Antibiotics and meat don’t mix


Antibiotics and meat don’t mix

Los Angeles Times: With its blunt warning that antibiotics in meat “pose a serious threat to public health,” the U.S. Food and Drug Administration has finally acknowledged what many scientists have been saying for a long time. For years, evidence has been mounting that extensive use of antibiotics in livestock, particularly to promote growth or prevent the spread of disease in crowded pens, has resulted in the development of drug-resistant bacteria.

The issue is not that the meat itself is infected or that consumers are ingesting antibiotics with their protein, but that the overuse of antibiotics is diminishing the efficacy of crucial medications needed for human use. Estimates are that 70,000 Americans each year die from infections that once could be treated with common medications. The European Union has banned the use of antibiotics in livestock except to treat illness, but similar efforts in the United States have stalled in Congress.

So when the FDA issued a “draft guidance” urging meat producers to employ antibiotics judiciously, asking them to voluntarily limit their use to instances of “medical necessity” or to administer them with the oversight of a veterinarian, it was a step forward. Sort of.

Think nicotine

The occasion can be likened to then-Surgeon General Luther Leonidas Terry formally declaring in 1964 that cigarette smoking was a serious health hazard. That too was an important step forward, and both public health officials and ordinary citizens took note — but tobacco companies spent the next three decades in denial.

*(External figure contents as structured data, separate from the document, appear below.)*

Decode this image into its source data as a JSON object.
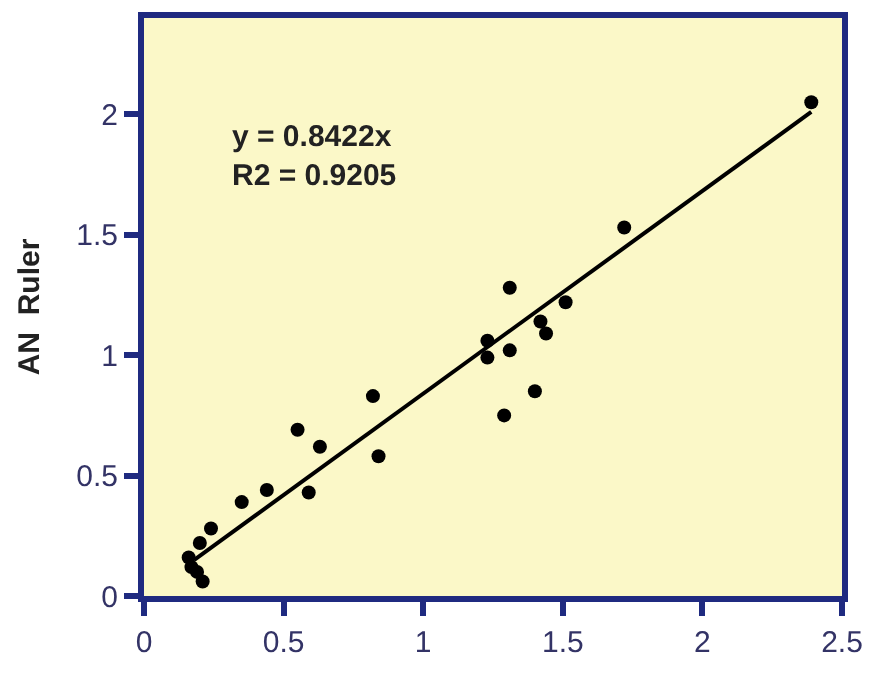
{
  "chart_data": {
    "type": "scatter",
    "ylabel": "AN  Ruler",
    "xlim": [
      0,
      2.5
    ],
    "ylim": [
      0,
      2.4
    ],
    "xticks": [
      0,
      0.5,
      1,
      1.5,
      2,
      2.5
    ],
    "yticks": [
      0,
      0.5,
      1,
      1.5,
      2
    ],
    "grid": false,
    "marker": "circle",
    "annotations": [
      "y = 0.8422x\nR2 = 0.9205"
    ],
    "series": [
      {
        "color": "#000000",
        "x": [
          2.39,
          1.72,
          1.31,
          1.51,
          1.42,
          1.44,
          1.23,
          1.23,
          1.31,
          1.4,
          1.29,
          0.82,
          0.84,
          0.55,
          0.63,
          0.59,
          0.44,
          0.35,
          0.24,
          0.2,
          0.16,
          0.17,
          0.19,
          0.21
        ],
        "values": [
          2.05,
          1.53,
          1.28,
          1.22,
          1.14,
          1.09,
          1.06,
          0.99,
          1.02,
          0.85,
          0.75,
          0.83,
          0.58,
          0.69,
          0.62,
          0.43,
          0.44,
          0.39,
          0.28,
          0.22,
          0.16,
          0.12,
          0.1,
          0.06
        ]
      },
      {
        "type": "line",
        "marker": "none",
        "color": "#000000",
        "x": [
          0.18,
          2.39
        ],
        "values": [
          0.15,
          2.01
        ]
      }
    ]
  }
}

The FDA’s action brings us into the 1960s, but the draft has no teeth and proposes no regulations that might become law. It doesn’t discourage the prophylactic use of antibiotics in livestock to prevent disease. It should have allowed the use of antibiotics only to treat animals that are already sick.

It is difficult to tell where all the stakeholders stand. The American Veterinary Medical Association vowed to work with the FDA. The pork industry questioned the science behind the draft and said that its farmers already use antibiotics judiciously. And the National Cattlemen’s Beef Association asserted that the causes behind drug-resistant infections are complex and solutions should also take into account human misuse of antibiotics.